Je parlais d’objet graphique… Et il est vrai qu’en feuilletant ce livre, on ne peut qu’être frappé par la couleur ! Il y a dans le dessin, globalement, une forme d’expressionisme puissant… Un souci de créer des planches dans lesquelles la narration, les mouvements, les personnages sortent délibérément des cadres habituels de la bande dessinée, prennent une vie qui se fiche pas mal des règles strictes de la perspective, par exemple, et, de manière générale des codes habituels du neuvième art. Et cela se fait, plus encore peut-être que par le dessin, par la couleur, oui, par la façon dont Walter Guissard l’utilise, la travaille…

Walter Guissard

Mais je le disais, ce n’est pas uniquement un objet graphique ! C’est un livre dans lequel on parle de la loi, de ses interdits, de ses utopies.
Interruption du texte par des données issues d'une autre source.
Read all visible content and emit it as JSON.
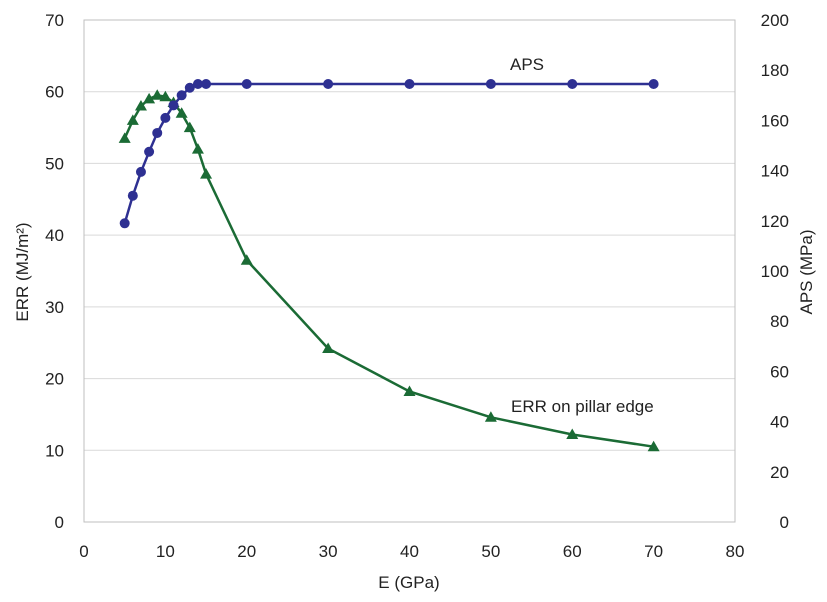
{
  "chart_data": {
    "type": "line",
    "x": [
      5,
      6,
      7,
      8,
      9,
      10,
      11,
      12,
      13,
      14,
      15,
      20,
      30,
      40,
      50,
      60,
      70
    ],
    "xlabel": "E (GPa)",
    "ylabel": "ERR (MJ/m²)",
    "y2label": "APS (MPa)",
    "xlim": [
      0,
      80
    ],
    "ylim": [
      0,
      70
    ],
    "y2lim": [
      0,
      200
    ],
    "xticks": [
      "0",
      "10",
      "20",
      "30",
      "40",
      "50",
      "60",
      "70",
      "80"
    ],
    "yticks": [
      "0",
      "10",
      "20",
      "30",
      "40",
      "50",
      "60",
      "70"
    ],
    "y2ticks": [
      "0",
      "20",
      "40",
      "60",
      "80",
      "100",
      "120",
      "140",
      "160",
      "180",
      "200"
    ],
    "grid": true,
    "series": [
      {
        "name": "APS",
        "axis": "right",
        "marker": "circle",
        "color": "#2E3092",
        "x": [
          5,
          6,
          7,
          8,
          9,
          10,
          11,
          12,
          13,
          14,
          15,
          20,
          30,
          40,
          50,
          60,
          70
        ],
        "values": [
          119,
          130,
          139.5,
          147.5,
          155,
          161,
          166,
          170,
          173,
          174.5,
          174.5,
          174.5,
          174.5,
          174.5,
          174.5,
          174.5,
          174.5
        ]
      },
      {
        "name": "ERR on pillar edge",
        "axis": "left",
        "marker": "triangle",
        "color": "#1B6B35",
        "x": [
          5,
          6,
          7,
          8,
          9,
          10,
          11,
          12,
          13,
          14,
          15,
          20,
          30,
          40,
          50,
          60,
          70
        ],
        "values": [
          53.5,
          56,
          58,
          59,
          59.5,
          59.3,
          58.5,
          57,
          55,
          52,
          48.5,
          36.5,
          24.2,
          18.2,
          14.6,
          12.2,
          10.5
        ]
      }
    ]
  }
}
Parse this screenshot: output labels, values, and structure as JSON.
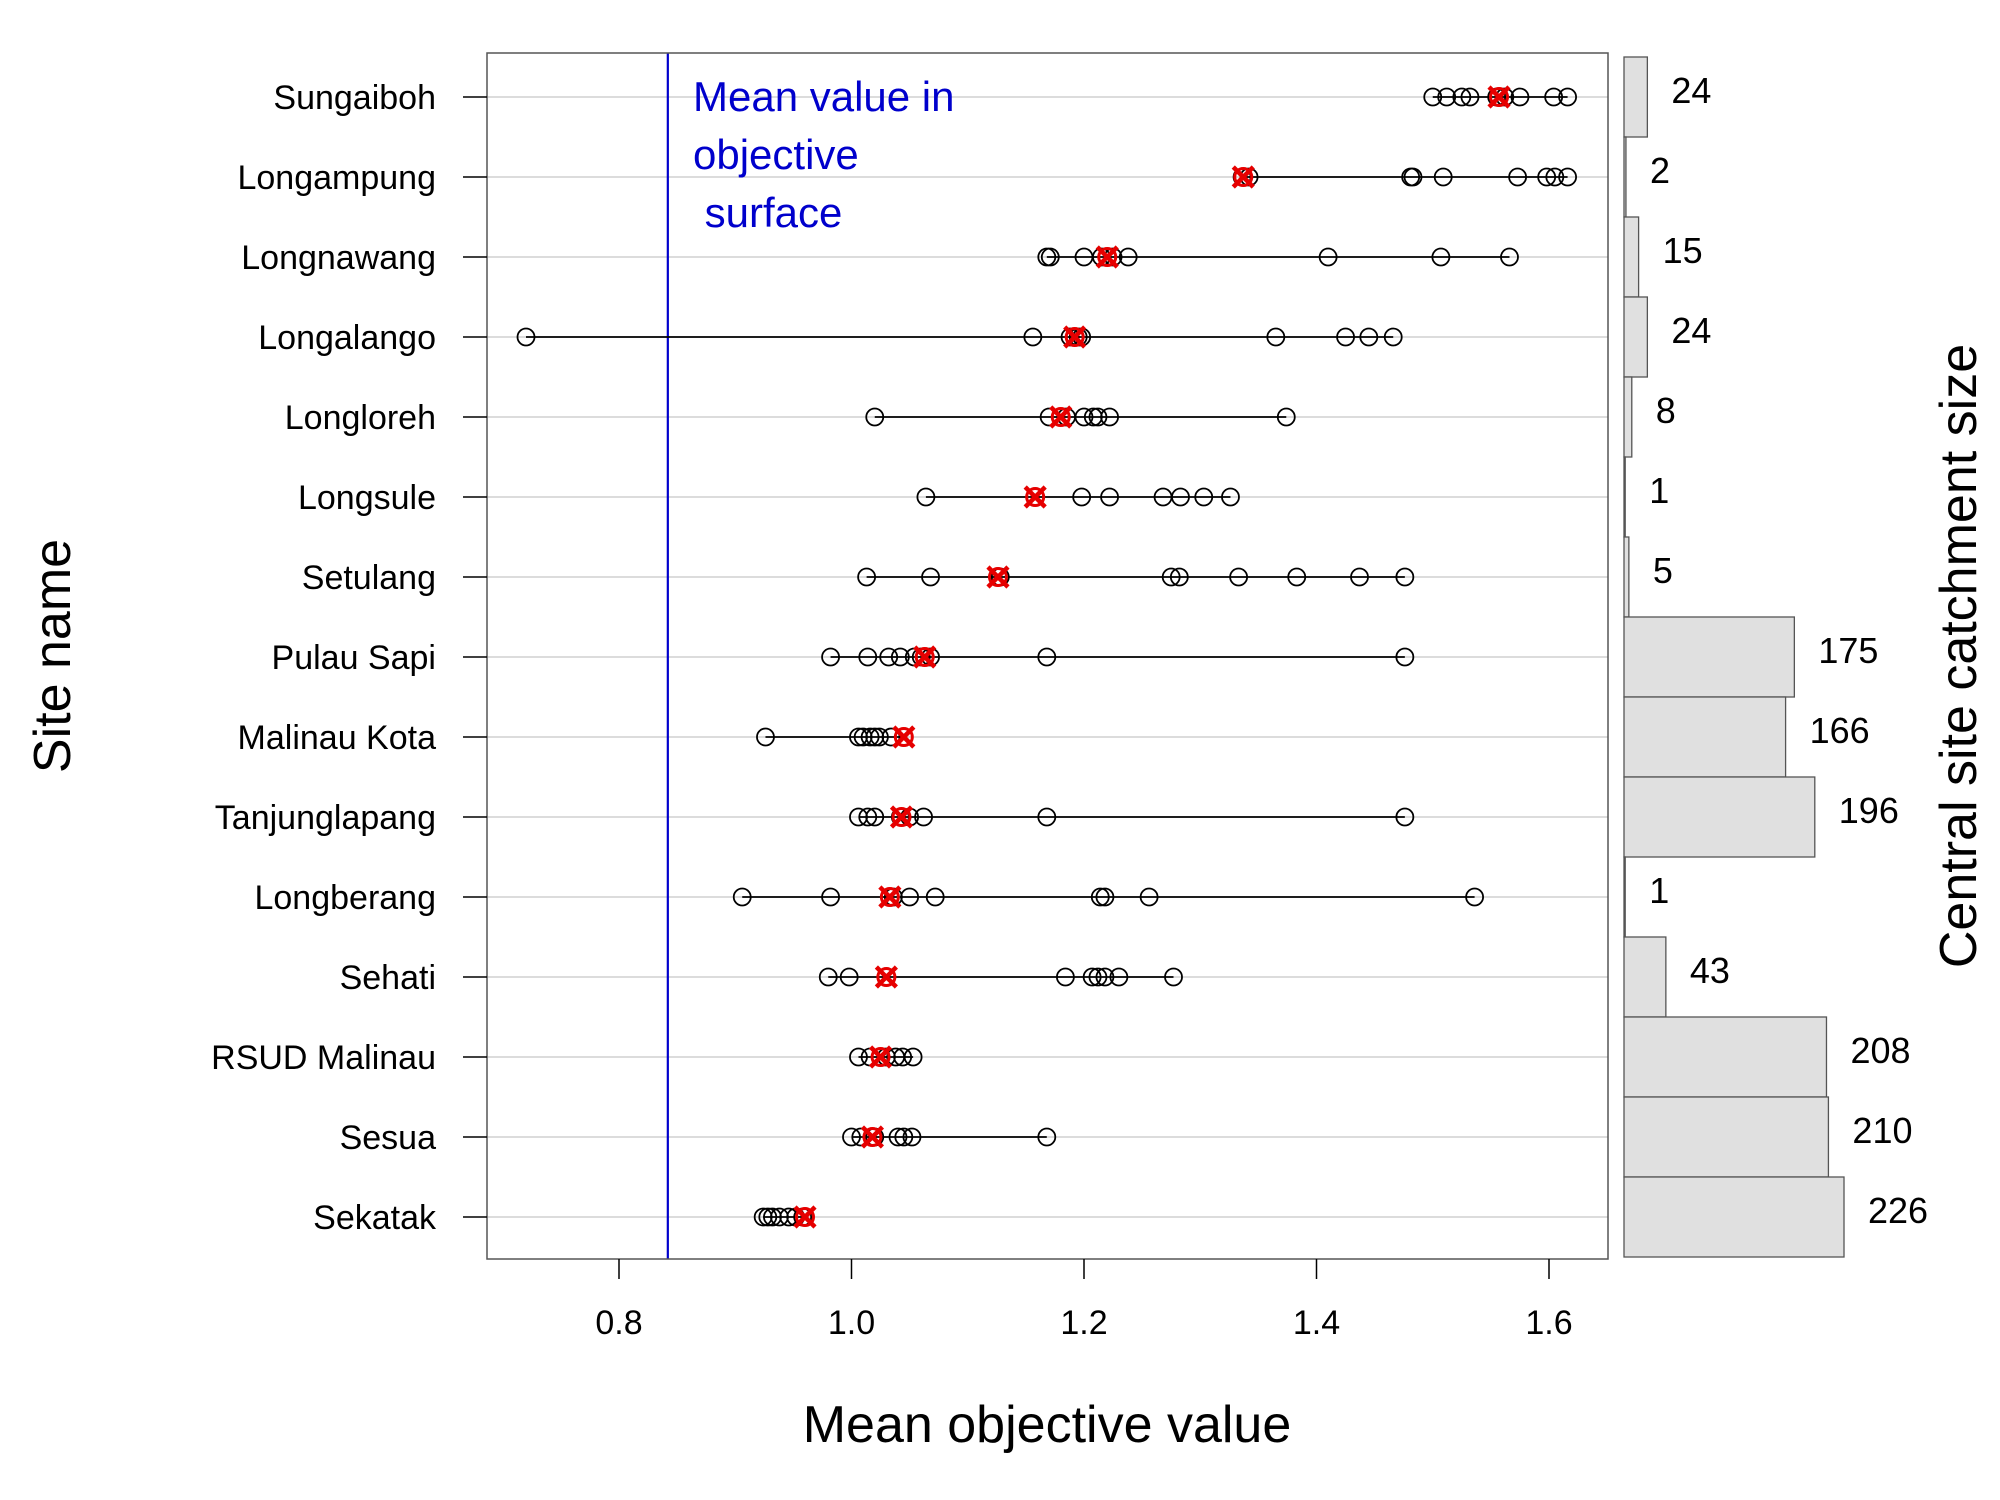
{
  "chart_data": {
    "type": "scatter",
    "xlabel": "Mean objective value",
    "ylabel": "Site name",
    "right_ylabel": "Central site catchment size",
    "xlim": [
      0.72,
      1.66
    ],
    "xticks": [
      "0.8",
      "1.0",
      "1.2",
      "1.4",
      "1.6"
    ],
    "xtick_values": [
      0.8,
      1.0,
      1.2,
      1.4,
      1.6
    ],
    "grid": "horizontal",
    "reference_line": {
      "x": 0.842,
      "label_lines": [
        "Mean value in",
        "objective",
        " surface"
      ],
      "color": "#0000cc"
    },
    "colors": {
      "marker": "#000000",
      "highlight": "#e60000",
      "bar_fill": "#e0e0e0",
      "grid": "#c8c8c8"
    },
    "sites": [
      {
        "name": "Sungaiboh",
        "values": [
          1.5,
          1.512,
          1.525,
          1.532,
          1.555,
          1.562,
          1.575,
          1.604,
          1.616
        ],
        "highlight": 1.557,
        "catchment": 24
      },
      {
        "name": "Longampung",
        "values": [
          1.336,
          1.342,
          1.481,
          1.483,
          1.509,
          1.573,
          1.598,
          1.605,
          1.616
        ],
        "highlight": 1.337,
        "catchment": 2
      },
      {
        "name": "Longnawang",
        "values": [
          1.168,
          1.171,
          1.2,
          1.215,
          1.225,
          1.238,
          1.41,
          1.507,
          1.566
        ],
        "highlight": 1.22,
        "catchment": 15
      },
      {
        "name": "Longalango",
        "values": [
          0.72,
          1.156,
          1.188,
          1.195,
          1.198,
          1.365,
          1.425,
          1.445,
          1.466
        ],
        "highlight": 1.192,
        "catchment": 24
      },
      {
        "name": "Longloreh",
        "values": [
          1.02,
          1.17,
          1.185,
          1.2,
          1.208,
          1.212,
          1.222,
          1.374
        ],
        "highlight": 1.18,
        "catchment": 8
      },
      {
        "name": "Longsule",
        "values": [
          1.064,
          1.158,
          1.198,
          1.222,
          1.268,
          1.283,
          1.303,
          1.326
        ],
        "highlight": 1.158,
        "catchment": 1
      },
      {
        "name": "Setulang",
        "values": [
          1.013,
          1.068,
          1.128,
          1.275,
          1.282,
          1.333,
          1.383,
          1.437,
          1.476
        ],
        "highlight": 1.126,
        "catchment": 5
      },
      {
        "name": "Pulau Sapi",
        "values": [
          0.982,
          1.014,
          1.032,
          1.042,
          1.054,
          1.06,
          1.068,
          1.168,
          1.476
        ],
        "highlight": 1.063,
        "catchment": 175
      },
      {
        "name": "Malinau Kota",
        "values": [
          0.926,
          1.006,
          1.01,
          1.016,
          1.02,
          1.024,
          1.034,
          1.045
        ],
        "highlight": 1.045,
        "catchment": 166
      },
      {
        "name": "Tanjunglapang",
        "values": [
          1.006,
          1.014,
          1.02,
          1.042,
          1.05,
          1.062,
          1.168,
          1.476
        ],
        "highlight": 1.043,
        "catchment": 196
      },
      {
        "name": "Longberang",
        "values": [
          0.906,
          0.982,
          1.036,
          1.05,
          1.072,
          1.214,
          1.218,
          1.256,
          1.536
        ],
        "highlight": 1.033,
        "catchment": 1
      },
      {
        "name": "Sehati",
        "values": [
          0.98,
          0.998,
          1.03,
          1.184,
          1.207,
          1.212,
          1.218,
          1.23,
          1.277
        ],
        "highlight": 1.03,
        "catchment": 43
      },
      {
        "name": "RSUD Malinau",
        "values": [
          1.006,
          1.016,
          1.03,
          1.038,
          1.044,
          1.053
        ],
        "highlight": 1.025,
        "catchment": 208
      },
      {
        "name": "Sesua",
        "values": [
          1.0,
          1.008,
          1.02,
          1.04,
          1.045,
          1.052,
          1.168
        ],
        "highlight": 1.018,
        "catchment": 210
      },
      {
        "name": "Sekatak",
        "values": [
          0.924,
          0.928,
          0.932,
          0.938,
          0.946,
          0.952,
          0.958
        ],
        "highlight": 0.96,
        "catchment": 226
      }
    ]
  }
}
On y parle du féminisme, également, d’un dix-neuvième siècle pendant lequel les avancées sociales ont progressivement pris vie au quotidien, on y parle aussi de l’homosexualité, du poids des convenances. On le fait avec des références certaines, littéraires et anachroniques parfois… Et il y a un vrai plaisir à chercher au fil des dessins ces anachronismes, ces références… On croise, par exemple, Badinter… Mais ce sont aussi des références historiques, avec des échos contemporains évidents…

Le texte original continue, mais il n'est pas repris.